This porridge is sweet and creamy and the almonds give a nice little crunch. I saw this being made on the food channel and wanted to try it, so I searched my cupboards and fridge and adapted the recipe to make it with what I had available.
Ingredients 1 teaspoon of ground cinnamon
1/2 teaspoon of ground nutmeg
1 teaspoon of vanilla extract
3 tablespoons of blanched almonds
100 g rolled oats
100 g of fresh blueberries
500 mls full cream milk
1 egg lightly beaten
2 tablespoons of brown sugar
1-2 tablespoons of cinnamon sugar to dust as desired
Preheat your oven to 180 degrees Celsius or 160 degrees Celsius fan forced.
In a mixing bowl add all ingredients excluding the cinnamon sugar and mix well to combine.
Add all ingredients to a bowl and mix well
Pour the porridge mixture into a rectangle oven proof dish and bake for 35 minutes.
Place porridge in a rectangle oven proof dish
When porridge is cooked, remove from the oven and sprinkle over cinnamon sugar before serving.
This can be kept in the fridge and reheated.

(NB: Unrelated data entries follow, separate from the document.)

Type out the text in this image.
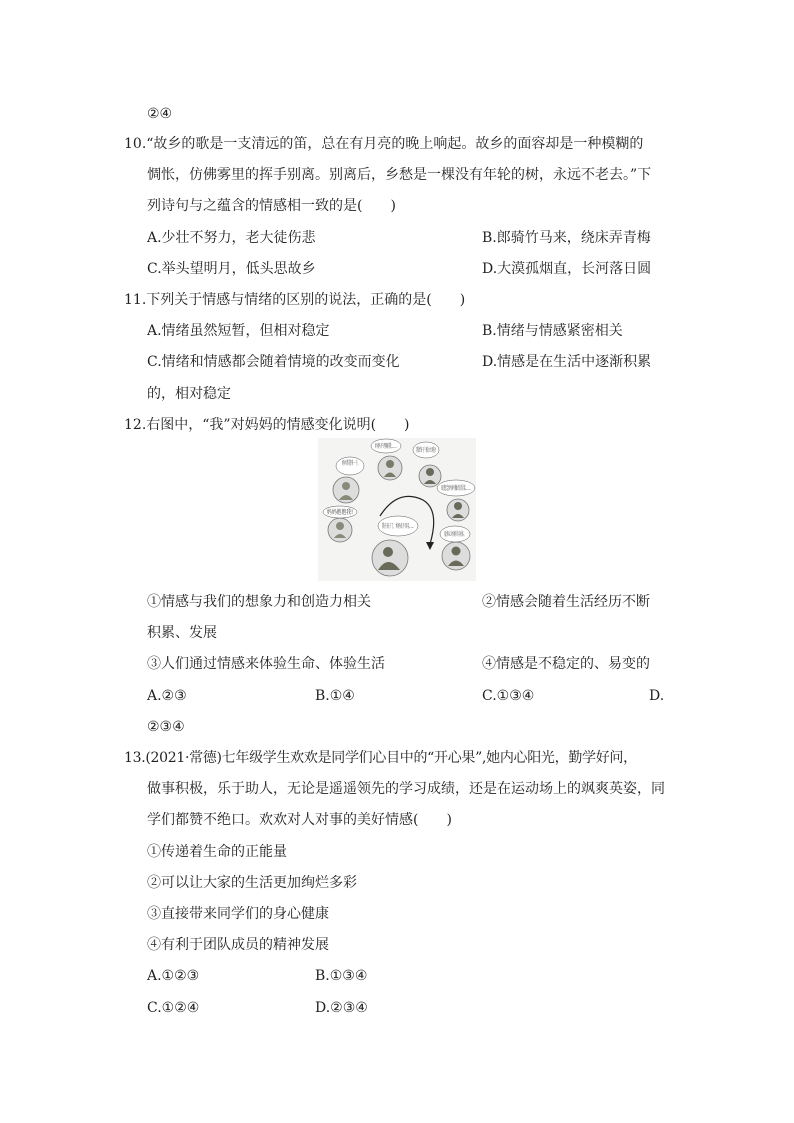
②④
10.“故乡的歌是一支清远的笛，总在有月亮的晚上响起。故乡的面容却是一种模糊的
惆怅，仿佛雾里的挥手别离。别离后，乡愁是一棵没有年轮的树，永远不老去。”下
列诗句与之蕴含的情感相一致的是(　　)
A.少壮不努力，老大徒伤悲	B.郎骑竹马来，绕床弄青梅
C.举头望明月，低头思故乡	D.大漠孤烟直，长河落日圆
11.下列关于情感与情绪的区别的说法，正确的是(　　)
A.情绪虽然短暂，但相对稳定	B.情绪与情感紧密相关
C.情绪和情感都会随着情境的改变而变化	D.情感是在生活中逐渐积累
的，相对稳定
12.右图中，“我”对妈妈的情感变化说明(　　)
我终于独立啦!
妈妈抱抱我!
①情感与我们的想象力和创造力相关	②情感会随着生活经历不断
积累、发展
③人们通过情感来体验生命、体验生活	④情感是不稳定的、易变的
A.②③	B.①④	C.①③④	D.
②③④
13.(2021·常德)七年级学生欢欢是同学们心目中的“开心果”,她内心阳光，勤学好问，
做事积极，乐于助人，无论是遥遥领先的学习成绩，还是在运动场上的飒爽英姿，同
学们都赞不绝口。欢欢对人对事的美好情感(　　)
①传递着生命的正能量
②可以让大家的生活更加绚烂多彩
③直接带来同学们的身心健康
④有利于团队成员的精神发展
A.①②③	B.①③④
C.①②④	D.②③④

Spiced bakes porridge fresh out of the oven ready to dust with cinnamon sugar
In the original recipe this dish was made with one pear sliced and added to the mixture instead of blueberries. You can use other fruits that you have available if you prefer such as strawberries.
You can replace the almonds with any blanched nuts you desire.